The core concept here is that a polymer is a sequence of elements encoded as a
binary. This is stored in the base %Bio.Sequence{} struct, which has both a
sequence and length field, and may carry a label as well.
The struct is intentionally sparse on information since this is meant to
compose into larger data types. For example, the Bio.Sequence.DnaDoubleStrand struct,
which has two polymer Bio.Sequence.DnaStrands as the top_strand and
bottom_strand fields.
Because many of the sequence behaviors are shared, they are implemented by
Bio.SimpleSequence and used in the modules that need them.
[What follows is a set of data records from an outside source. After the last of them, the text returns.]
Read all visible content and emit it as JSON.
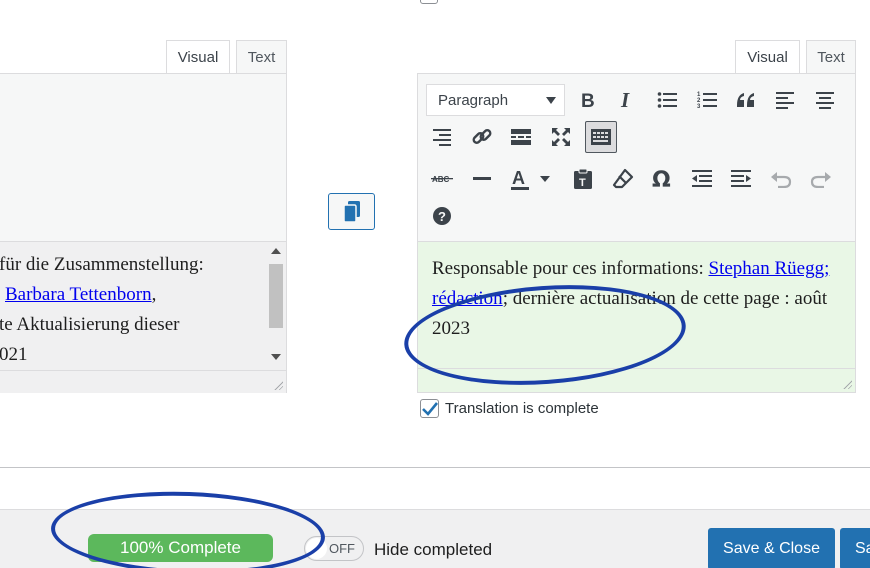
{
  "left_editor": {
    "tabs": {
      "visual": "Visual",
      "text": "Text"
    },
    "content": {
      "line1": "für die Zusammenstellung:",
      "link_name": "Barbara Tettenborn",
      "line2_after": ",",
      "line3": "te Aktualisierung dieser",
      "line4": "021"
    }
  },
  "right_editor": {
    "tabs": {
      "visual": "Visual",
      "text": "Text"
    },
    "format_select": "Paragraph",
    "toolbar_icons": [
      "bold-icon",
      "italic-icon",
      "bullet-list-icon",
      "numbered-list-icon",
      "blockquote-icon",
      "align-left-icon",
      "align-center-icon",
      "align-right-icon",
      "link-icon",
      "read-more-icon",
      "fullscreen-icon",
      "toolbar-toggle-icon",
      "strikethrough-icon",
      "horizontal-rule-icon",
      "text-color-icon",
      "paste-text-icon",
      "clear-formatting-icon",
      "special-character-icon",
      "outdent-icon",
      "indent-icon",
      "undo-icon",
      "redo-icon",
      "help-icon"
    ],
    "content": {
      "prefix": "Responsable pour ces informations: ",
      "link": "Stephan Rüegg; rédaction",
      "mid": "; dernière actualisation de cette page : août 2023"
    }
  },
  "translation_complete": {
    "label": "Translation is complete",
    "checked": true
  },
  "bottom_bar": {
    "progress_label": "100% Complete",
    "progress_fraction": 1.0,
    "toggle_label": "OFF",
    "hide_completed_label": "Hide completed",
    "save_close_label": "Save & Close",
    "save_label": "Sa"
  },
  "colors": {
    "accent": "#2271b1",
    "progress": "#5cb85c",
    "annotation": "#1a3fa8",
    "translated_bg": "#e9f7e6"
  }
}
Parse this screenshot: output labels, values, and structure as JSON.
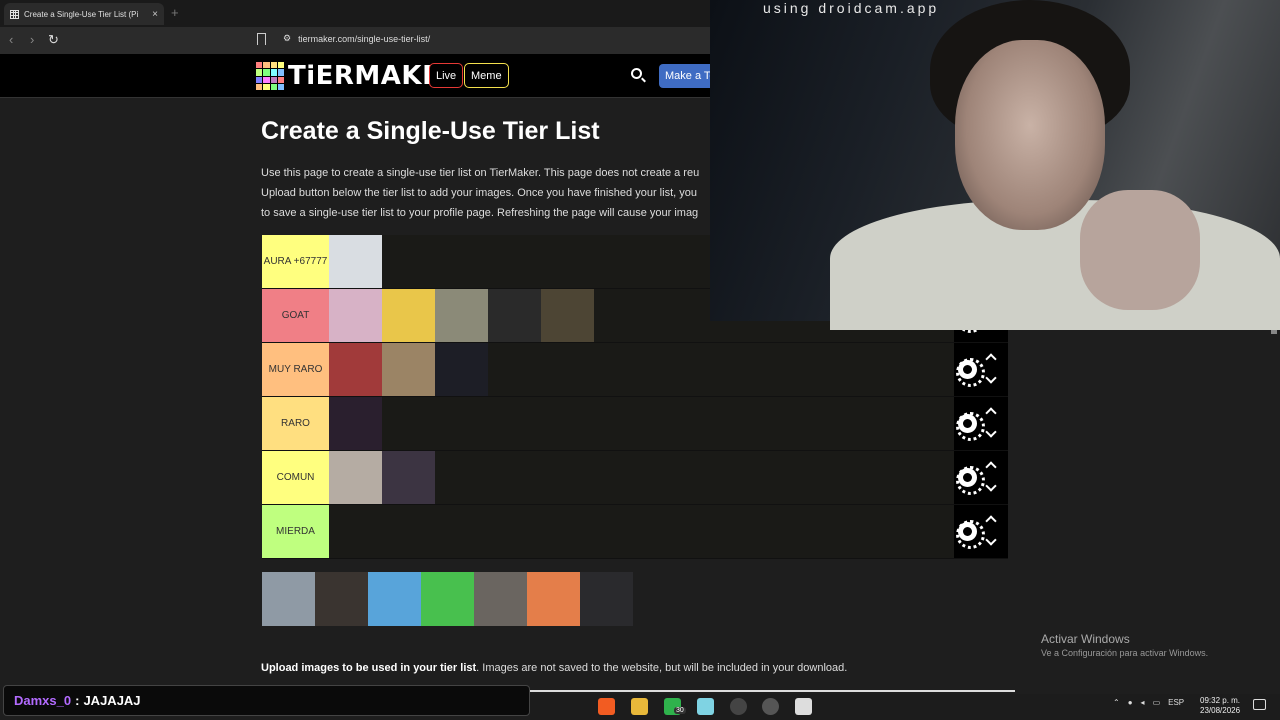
{
  "browser": {
    "tab_title": "Create a Single-Use Tier List (Pi",
    "tab_close": "×",
    "new_tab": "+",
    "url": "tiermaker.com/single-use-tier-list/"
  },
  "site": {
    "logo_text": "TiERMAKER",
    "live_label": "Live",
    "meme_label": "Meme",
    "make_label": "Make a Te"
  },
  "page": {
    "title": "Create a Single-Use Tier List",
    "desc_line1": "Use this page to create a single-use tier list on TierMaker. This page does not create a reu",
    "desc_line2": "Upload button below the tier list to add your images. Once you have finished your list, you",
    "desc_line3": "to save a single-use tier list to your profile page. Refreshing the page will cause your imag"
  },
  "tiers": [
    {
      "label": "AURA +67777",
      "color": "#ffff7f",
      "items": [
        "#d9dde2"
      ]
    },
    {
      "label": "GOAT",
      "color": "#f07f86",
      "items": [
        "#d7b2c6",
        "#e9c64a",
        "#8b8a78",
        "#2a2a2a",
        "#4d4534"
      ]
    },
    {
      "label": "MUY RARO",
      "color": "#ffbf7f",
      "items": [
        "#a13a3a",
        "#9b8465",
        "#1d1e26"
      ]
    },
    {
      "label": "RARO",
      "color": "#ffdf80",
      "items": [
        "#2a1f2e"
      ]
    },
    {
      "label": "COMUN",
      "color": "#ffff7f",
      "items": [
        "#b5aca3",
        "#3c3442"
      ]
    },
    {
      "label": "MIERDA",
      "color": "#bfff7f",
      "items": []
    }
  ],
  "pool_items": [
    "#8f9aa5",
    "#3a3430",
    "#58a4da",
    "#48c04e",
    "#6a6560",
    "#e47e4a",
    "#2a2a2d"
  ],
  "upload": {
    "bold": "Upload images to be used in your tier list",
    "rest": ". Images are not saved to the website, but will be included in your download."
  },
  "webcam": {
    "overlay_text": "using droidcam.app"
  },
  "windows": {
    "activate_title": "Activar Windows",
    "activate_sub": "Ve a Configuración para activar Windows."
  },
  "chat": {
    "user": "Damxs_0",
    "separator": ":",
    "message": "JAJAJAJ"
  },
  "taskbar": {
    "lang": "ESP",
    "time": "09:32 p. m.",
    "date": "23/08/2026",
    "badge": "30"
  }
}
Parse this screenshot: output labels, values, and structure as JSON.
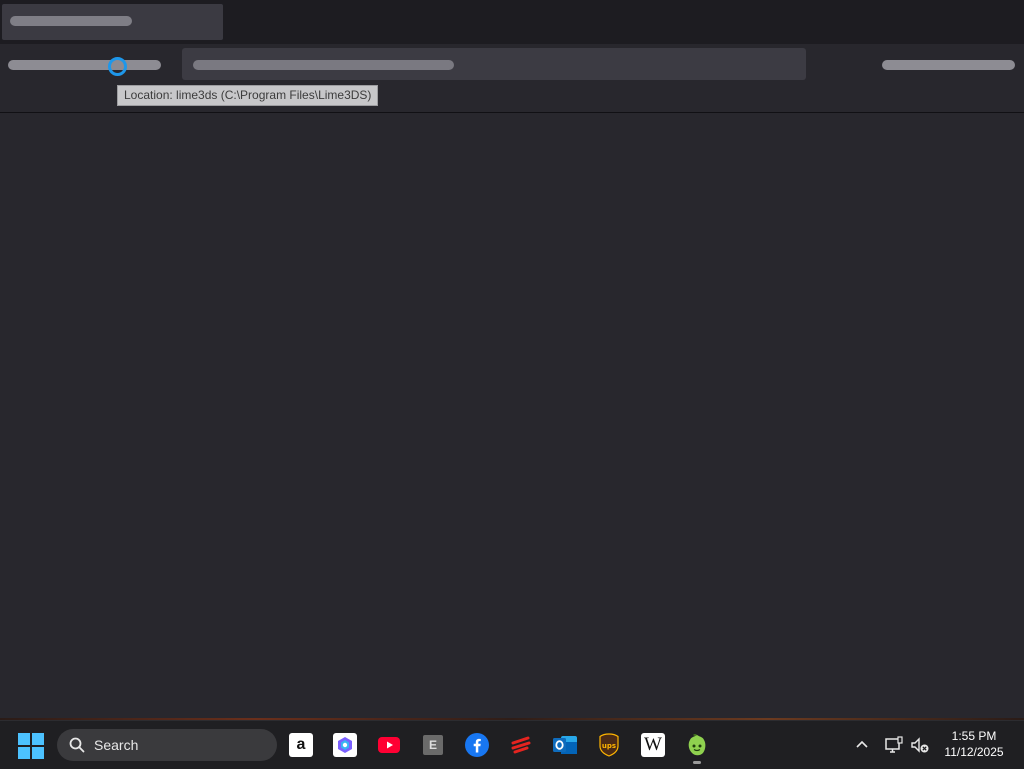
{
  "tooltip": {
    "text": "Location: lime3ds (C:\\Program Files\\Lime3DS)"
  },
  "taskbar": {
    "search_label": "Search",
    "apps": [
      {
        "name": "amazon",
        "glyph": "a"
      },
      {
        "name": "copilot"
      },
      {
        "name": "youtube"
      },
      {
        "name": "epic-games",
        "glyph": "E"
      },
      {
        "name": "facebook"
      },
      {
        "name": "bet"
      },
      {
        "name": "outlook"
      },
      {
        "name": "ups"
      },
      {
        "name": "wikipedia",
        "glyph": "W"
      },
      {
        "name": "lime3ds"
      }
    ],
    "clock": {
      "time": "1:55 PM",
      "date": "11/12/2025"
    }
  },
  "colors": {
    "background": "#28272d",
    "title_strip": "#1d1c21",
    "accent_blue": "#4cc2ff",
    "cursor_ring": "#1e97ea"
  }
}
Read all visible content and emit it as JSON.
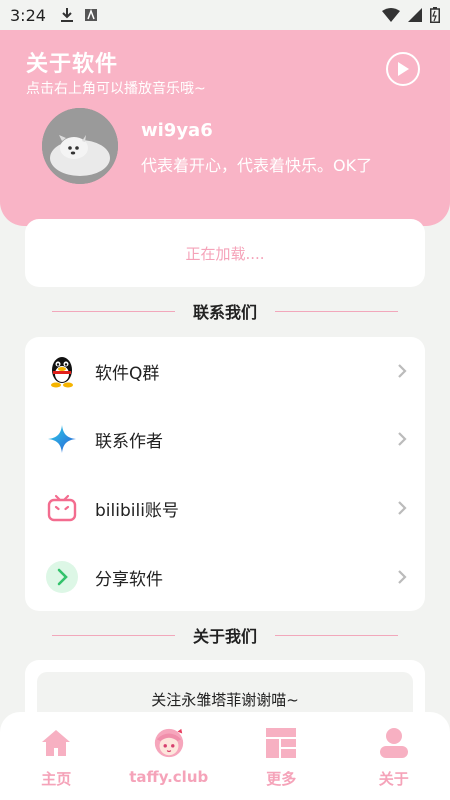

This allows us to
ensure that there is a consistent implementation of the Enumerable protocol,
which in turn allows for common interaction patterns a la Python strings:
Examples
iex>"gmc" in Bio.Sequence.new("agmctbo")
true
iex>Bio.Sequence.new("agmctbo")
...>|> Enum.map(&(&1))
["a", "g", "m", "c", "t", "b", "o"]
iex>alias Bio.Enum, as: Bnum
...>Bio.Sequence.new("agmctbo")
...>|> Bnum.slice(2, 2)
%Bio.Sequence{sequence: "mc", length: 2, label: ""}My hope is that this alleviates some of the pain of coming from a language where strings are slightly more complex objects.